Violência sem disfarce

Se há 2.000 anos houvesse televisão comercial, com certeza as câmeras mostrariam, ao vivo, os cristãos enfrentando os animais no Coliseu. Com grande audiência

A violência é um ingrediente básico da TV, junto com o sexo. Um e outro pegam o telespectador naquilo que o ser humano tem de mais básico: a luta pela vida e pela reprodução da espécie. Semelhante a qualquer animal. A violência está presente nas novelas, nos programas de auditório e no tipo de jornalismo apresentado pela maioria dos canais. Ainda que brutais, tiros, socos e gritos são, nesses casos, embalados por algum enredo na tentativa de justificá-los.

Agora, no entanto, está no ar uma atração na qual a violência é apresentada sem disfarces: são as chamadas lutas marciais mistas, disputadas pelos contendores em pé ou no chão. É o vale-tudo de verdade, não mais as marmeladas circenses de outras épocas, nas quais pontificavam artistas como Ted Boy Marino e o Índio Paraguaio. Hoje, as disputas internacionais movimentam fortunas e as lutas são, literalmente, de vida ou morte. A UFC, principal promotora desse “esporte”, está avaliada em cerca de US$ 1 bilhão.

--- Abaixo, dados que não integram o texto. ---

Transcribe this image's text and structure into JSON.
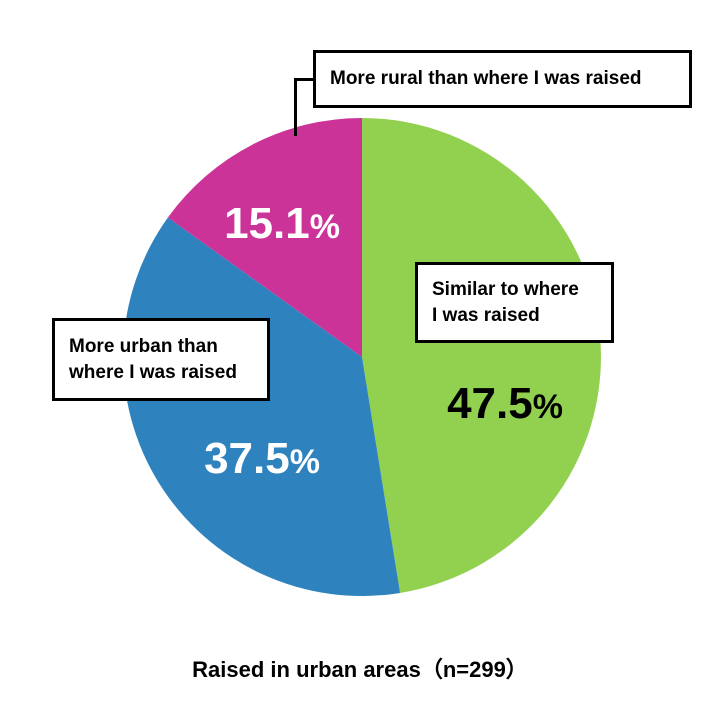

Lutadores viram celebridades e são vistos até em programas matinais, do tipo Ana Maria Braga. Tornam-se ídolos de jovens e adolescentes. Mas qual a virtude por eles pregada? Simplesmente a destruição física do semelhante, já que a luta pode causar lesões definitivas ou mesmo a morte. Outro dia, uma professora de ensino fundamental, na zona leste de São Paulo, conversava com os alunos sobre violência e, quase todos, pelo menos verbalmente, a condenavam. Diziam que desavenças deveriam ser resolvidas pelo diálogo, e não na pancada. Alguns, curiosamente, carregavam pastas e cadernos enfeitados com distintivos da UFC. 

Apresentada como esporte, a luta banaliza a violência. Crianças e jovens assimilam e reproduzem esses comportamentos, até com certa naturalidade. Há inúmeras pesquisas que comprovam isso, como a do professor Jo Groebel, da universidade holandesa de Utrecht, patrocinada pela Unesco. O trabalho ouviu 5.000 crianças de 12 anos, em 23 países, incluindo o Brasil, e concluiu que a televisão é hoje o principal instrumento de educação em todo o mundo. Nos países pesquisados, o tempo livre das crianças, fora da escola, era ocupado majoritariamente pela TV, muito acima do gasto com lições de casa, leituras e práticas esportivas. A pesquisa mostrou também que os modelos mais admirados por crianças e jovens são os chamados “pop stars” e os heróis, como o de O Exterminador do Futuro, ídolo de 88% das crianças. Metade dos entrevistados gostaria de ser como ele. 

“Em cada hora de programa exibido na televisão há entre cinco e dez ações violentas, o que faz com que um jovem aos 20 anos já tenha presenciado cerca de 25 mil mortes violentas e 200 mil atos de violência”, ressalta o pediatra Ulysses Doria Filho, do Hospital das Clínicas de São Paulo.

Levantamento realizado na Alemanha, pelo Ministério da Família, registrou em uma semana 536 assassinatos exibidos pela TV, o que dá 28 mil crimes desse tipo por ano. O problema, portanto, não é só nosso. Mas em regiões mais violentas, como as áreas metropolitanas brasileiras, o efeito da TV tende a ser potencializado. Os números mencionados da televisão alemã foram obtidos depois da privatização de vários canais. Para um ex-diretor da rede pública Südwestfunk Baden-Baden, Dieter Ertel, “não foi a introdução da televisão, mas sua privatização que provocou graves consequências para a nova ordem cultural”.

A TV brasileira, desde seu início, em 1950, é quase totalmente privada e a busca desenfreada pela audiência acaba passando por cima de cuidados éticos e estéticos. Chegamos agora à violência sem disfarce. Um chute no rosto do adversário, o sangue jorra e o lutador cai desfalecido. Nada muito distante do que se via nas arenas romanas. Se há 2.000 anos houvesse televisão comercial, com certeza as câmeras mostrariam, ao vivo, os cristãos enfrentando os animais no Coliseu. Com grande audiência.